New research uncovers key factor controlling ear development at early stages

King’s College London

Study provides unprecedented detail on early ear development, which may inform regenerative strategy for ear developmental malformations.

Ear development SOX8
Head of a 2-day old chick embryo stained for the expression of Sox8 (yellow), Pax2 (magenta), Foxi3 (cyan) and DAPI to label nuclei (blue) | Image credit Ailin Leticia Buzzi

A new King's-led study, published in The Proceedings of the National Academy of Sciences, has found that a single factor (a protein coding gene known as Sox8) can make non-ear cells adopt ear character during embryo development. The findings not only demonstrate how cell fate decisions are regulated in the embryo but may also inform reprogramming and regenerative strategies for the ear developmental malformations.

Responsible for the sense of hearing and balance, the inner ear is critically important for communication with the environment.
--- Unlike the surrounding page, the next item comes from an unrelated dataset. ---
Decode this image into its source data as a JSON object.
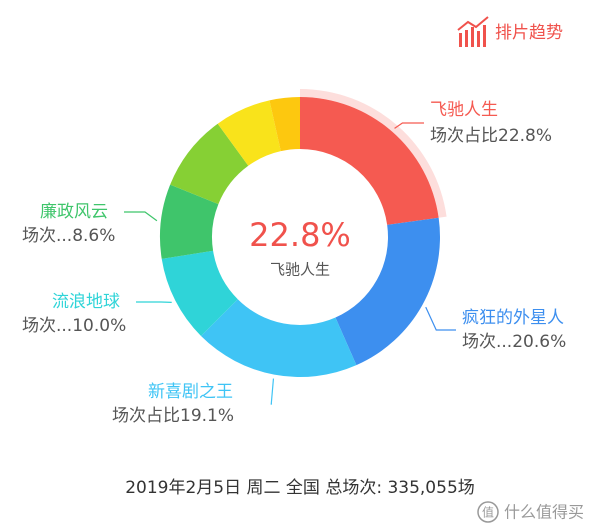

In humans, developmental malformations of the ear have life-long consequences, while age-related hearing defects affect a large proportion of the population. Currently, there are no therapies that involve biological approaches – only hearing aids or cochlear implants, as how the ear normally develops is not fully understood and many of the controlling factors are poorly characterised.

Researchers from the Faculty of Dentistry, Oral and Craniofacial Sciences at King's, in collaboration with colleagues from the Francis Crick Institute, explored the earliest steps in ear development to determine what causes cells to become ear cells, and what makes them different from cells which form other sense organs.

Ear development is a fascinating process and our findings provide a fundamental steppingstone to understand how multipotent progenitors become definitive ear cells during normal development and which processes go awry in disease.– Dr Ailin Leticia Buzzi, lead author on the study

The adult inner ear has a very complex anatomy. It contains many different cell types such as sensory hair cells, which receive sound and balance information from the outside world and transform it into an electrical signal that is transmitted to the brain by neurons of the cochlear-vestibular ganglion. Supporting cells help the hair cells in their role, while other cells are specialised to ensure the right composition of inner ear fluids.

Despite this complexity, during embryo development the ear develops from a simple sheet of cells that first make a vesicle, which is then gradually transformed into the adult structure. While this happens, different cell types differentiate at the right place and time. This incredibly complicated and requires coordination of many different processes.

It is remarkable that a single transcription factor can activate the 'ear programme' in cells that normally never form the ear. Our findings may pave the way to reprogramme any cell towards ear identity in the future.– Professor Andrea Streit, corresponding author and Head of Centre for Craniofacial & Regenerative Biology

Using a combination of different methods ranging from embryological approaches to state-of-the-art molecular methods the King's team identified a single factor that initiates the ear program: the transcription factor Sox8. Transcription factors regulate other genes to make sure that they are expressed in the desired cells at the right time and in the right amount throughout the life of the cell and the organism.

Expressing Sox8 in non-ear cells that normally generate other sense organs makes them to form vesicles that look like ear vesicles and have a genetic make-up similar to normal ear vesicles. More surprisingly, they can be found not just near the normal ear, but all over the head and generate neurons like the normal ear. This is a key finding as it is the first time that a factor not only induced the morphological changes that happen during normal ear formation, but also activates the programme to produce specialised cell types in the ear: the neurons.

Future research will need to identify how Sox8 works, and whether it works alone or with co-factors. The authors hope this will lead to a pathway towards reprogramming other cells into ear cells and inform regenerative strategy for ear developmental malformations.

'Sox8 remodels the cranial ectoderm to generate the ear' (DOI: 10.1073/pnas.2118938119) (Ailin Leticia Buzzi, Jingchen Chen, Alexandre Thiery, Julien Delile, & Andrea Streit) was published in The Proceedings of the National Academy of Sciences.